So hoch verstiegen sich Sophies Muthmaßungen nicht, aber sie ließ die andern gewähren und fand es schon sehr angenehm, plötzlich aus dem rechtlosen Aschenbrödel des Hauses für jedermann zu einer Person von Bedeutung geworden zu sein. Mochte nun dieser gesegnete Umschwung so lange oder so kurze Zeit währen, als es in den Sternen geschrieben stand!




5.0 Else.

Es war im April und es regnete. Der Regen mochte vielleicht den Frühling bringen, allein dieses schöne „vielleicht“ nahm der Gegenwart nichts von seiner Trübseligkeit. „Es gießt wie mit Kannen, Mama,“ sagte die hübsche Blondine, welche am Fenster saß und auf die Straße hinunterblickte. „Und sieh nur“ – hier ward das zierliche römische Näschen gegen die Scheibe gepreßt – „da ist der schlanke Schwarzbärtige noch immer!
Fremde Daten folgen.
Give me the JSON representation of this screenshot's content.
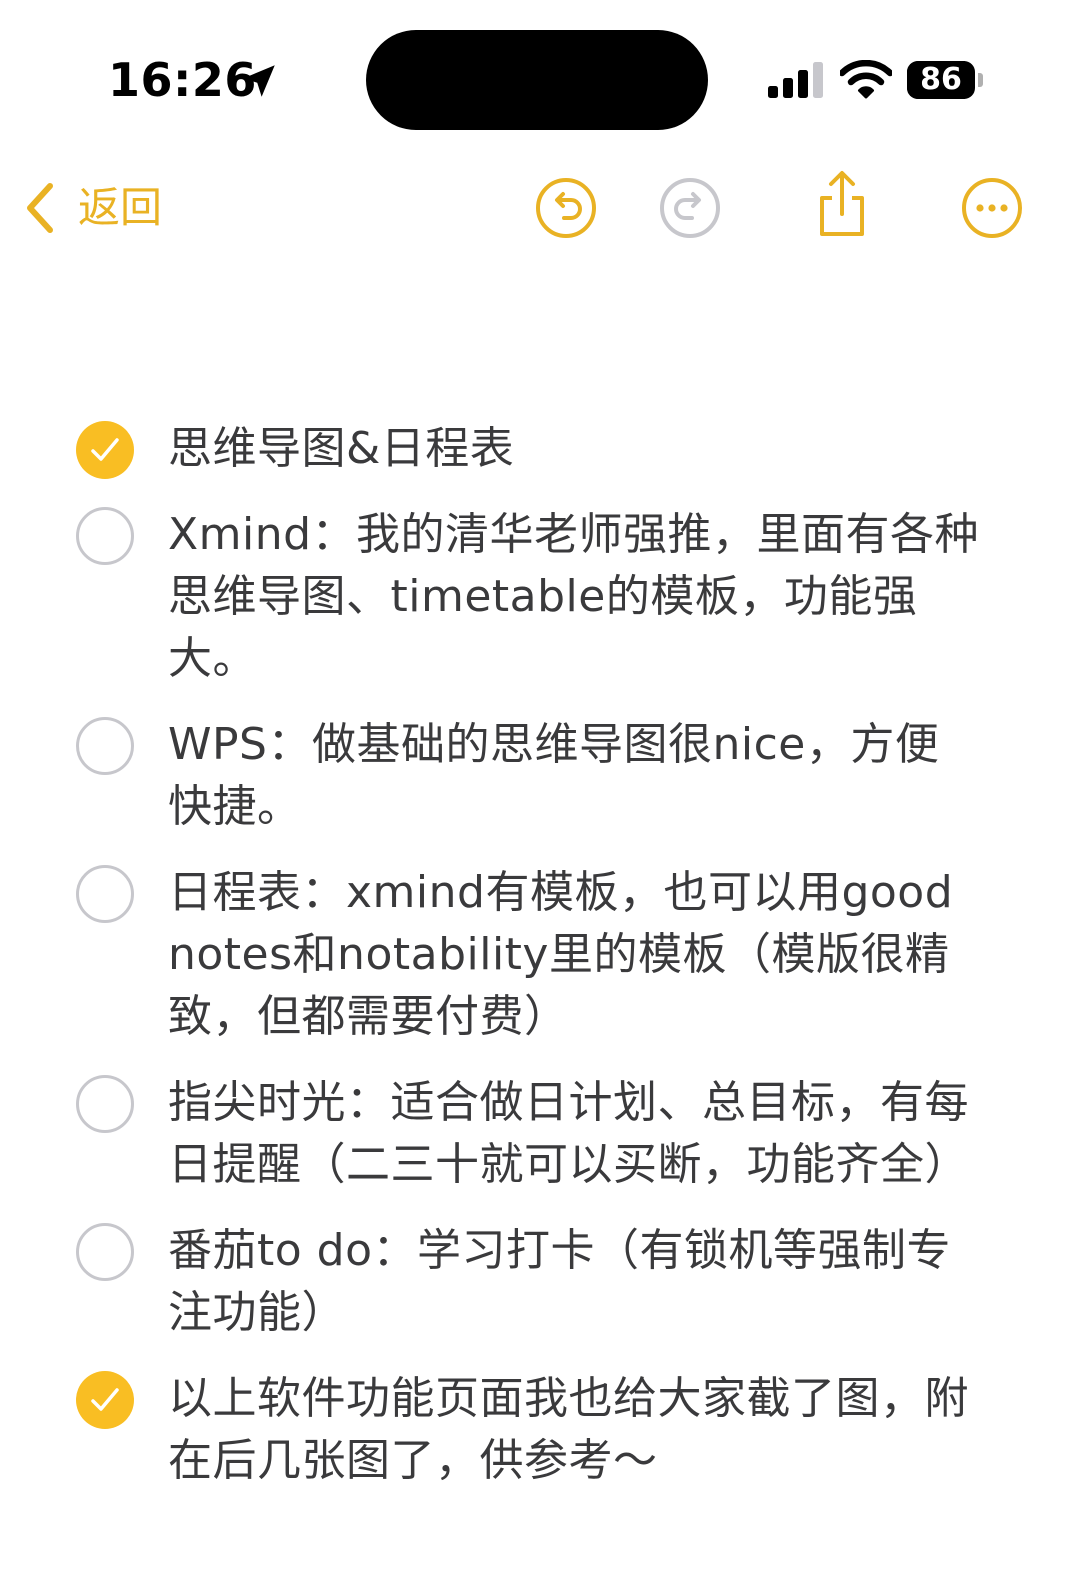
{
  "status_bar": {
    "time": "16:26",
    "battery_level": "86",
    "battery_percent": 86,
    "icons": [
      "location-arrow-icon",
      "cellular-signal-icon",
      "wifi-icon",
      "battery-icon"
    ]
  },
  "toolbar": {
    "back_label": "返回",
    "icons": [
      "chevron-left-icon",
      "undo-icon",
      "redo-icon",
      "share-icon",
      "more-icon"
    ],
    "undo_enabled": true,
    "redo_enabled": false
  },
  "colors": {
    "accent": "#e9b224",
    "check_fill": "#f9be23",
    "unchecked_border": "#c7c7cc",
    "disabled_icon": "#c7c7cc",
    "text": "#3a3a3c"
  },
  "checklist": [
    {
      "checked": true,
      "text": "思维导图&日程表"
    },
    {
      "checked": false,
      "text": "Xmind：我的清华老师强推，里面有各种思维导图、timetable的模板，功能强大。"
    },
    {
      "checked": false,
      "text": "WPS：做基础的思维导图很nice，方便快捷。"
    },
    {
      "checked": false,
      "text": "日程表：xmind有模板，也可以用goodnotes和notability里的模板（模版很精致，但都需要付费）"
    },
    {
      "checked": false,
      "text": "指尖时光：适合做日计划、总目标，有每日提醒（二三十就可以买断，功能齐全）"
    },
    {
      "checked": false,
      "text": "番茄to do：学习打卡（有锁机等强制专注功能）"
    },
    {
      "checked": true,
      "text": "以上软件功能页面我也给大家截了图，附在后几张图了，供参考～"
    }
  ]
}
Er spaziert nach wie vor so wohlgemuth durch den um ihn herumspritzenden Schmutz, als habe er sein Lebtag nichts anderes getan.“

„Laß ihn spazieren, Else, und kümmere Dich lieber um das Packen meiner Handtasche!“ klang es ein wenig verdrießlich aus einer fernen Sofaecke hervor. „Ich muß, wie Du weißt, auch noch mein ‚Nervenelixir‘ einnehmen, sonst halte ich das Schaukeln des Eisenbahnwagens gar nicht aus. Die Belladonnatropfen kommen natürlich ebenfalls in die Handtasche.“

„Jawohl, Mama! Ich werde nun nach Minna schellen. In einer Viertelstunde kommt der Wagen.“

Bald darauf hatte der Fremde, welcher sich in der That herzlich wenig um das Wetter, desto mehr aber um die Villa Heydecker zu kümmern schien, das Vergnügen, Mutter und Tochter in Begleitung einer Dienerin einen Landauer besteigen und davonfahren zu sehen, nicht ohne daß die hübsche Blondine noch einmal verstohlen nach ihm zurückgeblickt hätte. – In demselben Augenblick trat drüben ein alter Diener in schwarzgrüner Livrée aus der Villa, offenbar in der Absicht, den vornehm aussehenden Fremden, dessen Gebahren auch ihm aufgefallen sein mochte, ein wenig näher zu betrachten und womöglich dessen Vorhaben zu erfahren. Jener trat rasch auf den Neugierigen zu. „Dieses ist doch das Besitzthum der Frau Forstrath Heydecker, nicht so, mein Freund?“ fragte er, den Hut lüftend.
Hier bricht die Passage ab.